The proposed legislation was brought to the Common Council as a talking point last week, Common Councilor At-Large Kathleen Joy said. Joy said nothing formal has been brought before the council, and the proposed legislation is in a very preliminary discussion stage.

Continued dialogue is necessary to address the conflicting interests of residents, landlords and students in the area, she said.



“It’s a really difficult balancing act, and that’s the discussion we need to have,” she said. “We’re not going to change things just for the sake of changing things.”

The proposed legislation comes in response to the overturn of an ordinance last March that required the number of bedrooms in a student rental to meet the number of available off-street parking spaces, said Michael Stanton, president of SEUNA. This essentially prevented the conversion of homes with more than three bedrooms into student rentals.

Although the overturned ordinance was unique to Syracuse, the new proposed ordinance is in effect in at least 13 municipalities in four states, Stanton said. In one of these, Lower Merion Township, Pa., the ordinance was challenged and upheld through the U.S. Court of Appeals for the Third Circuit.

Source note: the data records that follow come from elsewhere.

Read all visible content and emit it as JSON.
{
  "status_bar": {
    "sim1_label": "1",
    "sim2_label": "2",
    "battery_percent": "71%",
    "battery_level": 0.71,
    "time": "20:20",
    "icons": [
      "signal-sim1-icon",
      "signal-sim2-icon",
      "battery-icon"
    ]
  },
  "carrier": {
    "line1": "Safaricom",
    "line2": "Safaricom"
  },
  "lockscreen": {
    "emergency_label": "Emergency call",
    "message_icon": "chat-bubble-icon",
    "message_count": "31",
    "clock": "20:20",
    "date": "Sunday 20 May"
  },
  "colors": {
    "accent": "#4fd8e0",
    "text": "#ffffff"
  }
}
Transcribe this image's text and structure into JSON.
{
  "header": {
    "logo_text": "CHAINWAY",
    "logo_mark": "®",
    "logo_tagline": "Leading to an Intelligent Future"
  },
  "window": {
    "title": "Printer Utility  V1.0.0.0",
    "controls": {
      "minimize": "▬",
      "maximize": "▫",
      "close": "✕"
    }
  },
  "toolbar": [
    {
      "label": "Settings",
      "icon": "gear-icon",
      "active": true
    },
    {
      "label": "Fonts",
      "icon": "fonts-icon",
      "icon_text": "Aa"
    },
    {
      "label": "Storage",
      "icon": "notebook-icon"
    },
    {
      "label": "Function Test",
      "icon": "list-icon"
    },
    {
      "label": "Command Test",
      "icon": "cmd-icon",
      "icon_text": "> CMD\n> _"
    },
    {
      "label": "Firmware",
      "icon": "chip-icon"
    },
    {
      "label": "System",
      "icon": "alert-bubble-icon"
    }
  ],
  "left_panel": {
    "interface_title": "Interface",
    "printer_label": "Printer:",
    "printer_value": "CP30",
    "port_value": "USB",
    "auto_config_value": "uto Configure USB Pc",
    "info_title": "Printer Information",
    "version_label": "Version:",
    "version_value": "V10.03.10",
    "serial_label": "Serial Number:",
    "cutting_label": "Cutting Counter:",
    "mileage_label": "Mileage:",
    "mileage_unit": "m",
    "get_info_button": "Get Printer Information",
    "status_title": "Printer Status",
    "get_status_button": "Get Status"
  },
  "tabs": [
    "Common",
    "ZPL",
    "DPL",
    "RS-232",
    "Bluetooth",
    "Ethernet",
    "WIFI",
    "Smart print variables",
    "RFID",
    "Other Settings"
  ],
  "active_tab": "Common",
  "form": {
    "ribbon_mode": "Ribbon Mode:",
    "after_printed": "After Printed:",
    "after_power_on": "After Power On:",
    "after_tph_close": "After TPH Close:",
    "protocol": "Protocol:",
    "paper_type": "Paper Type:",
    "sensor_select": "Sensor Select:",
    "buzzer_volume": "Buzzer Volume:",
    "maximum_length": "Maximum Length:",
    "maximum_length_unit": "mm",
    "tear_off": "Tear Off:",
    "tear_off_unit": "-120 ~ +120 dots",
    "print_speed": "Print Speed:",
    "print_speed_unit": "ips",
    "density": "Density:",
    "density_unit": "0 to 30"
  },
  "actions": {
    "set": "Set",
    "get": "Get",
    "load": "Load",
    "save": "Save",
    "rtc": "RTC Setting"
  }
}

This is an encouraging sign for Syracuse, Stanton said. If the Common Council passes the proposed legislation, he said it would probably be implemented by early April.

Although the number of students in the neighborhood has not increased since it peaked in 1990, students are now moving closer to campus, he said.

“In 1990, the majority of the students living in the area had been east of Lancaster,” he said. “That’s been changing year after year.”

Stanton said he hoped the ordinance would maintain the status quo in the neighborhood and stop landlords from “swooping in” to buy homes close to campus.

Ben Tupper, who owns 49 student rentals and is the landlord to about 340 SU and State University of New York College of Environmental Science and Forestry students as owner of Tupper Property Management, said landlords of owner-occupant houses have contacted him for about 10 of the last 15 homes he bought.

In general, these families moved out of the neighborhood not because of students, Tupper said, but because of the school district or job availability.

“The neighborhood is what it is. It’s a great mix of people,” Tupper said, adding that he has lived in the areasince the 1980s and that it has always been a student neighborhood.

Tupper said he opposed the proposed ordinance, saying it was an attempt to reduce the number of students in the neighborhood and was not good governance. He also said he opposed the registry that would require landlords to submit the names of renters to the city, describing it as a “gross violation of privacy.”

“The university neighborhood is awesome,” he said. “It doesn’t need to be fixed.”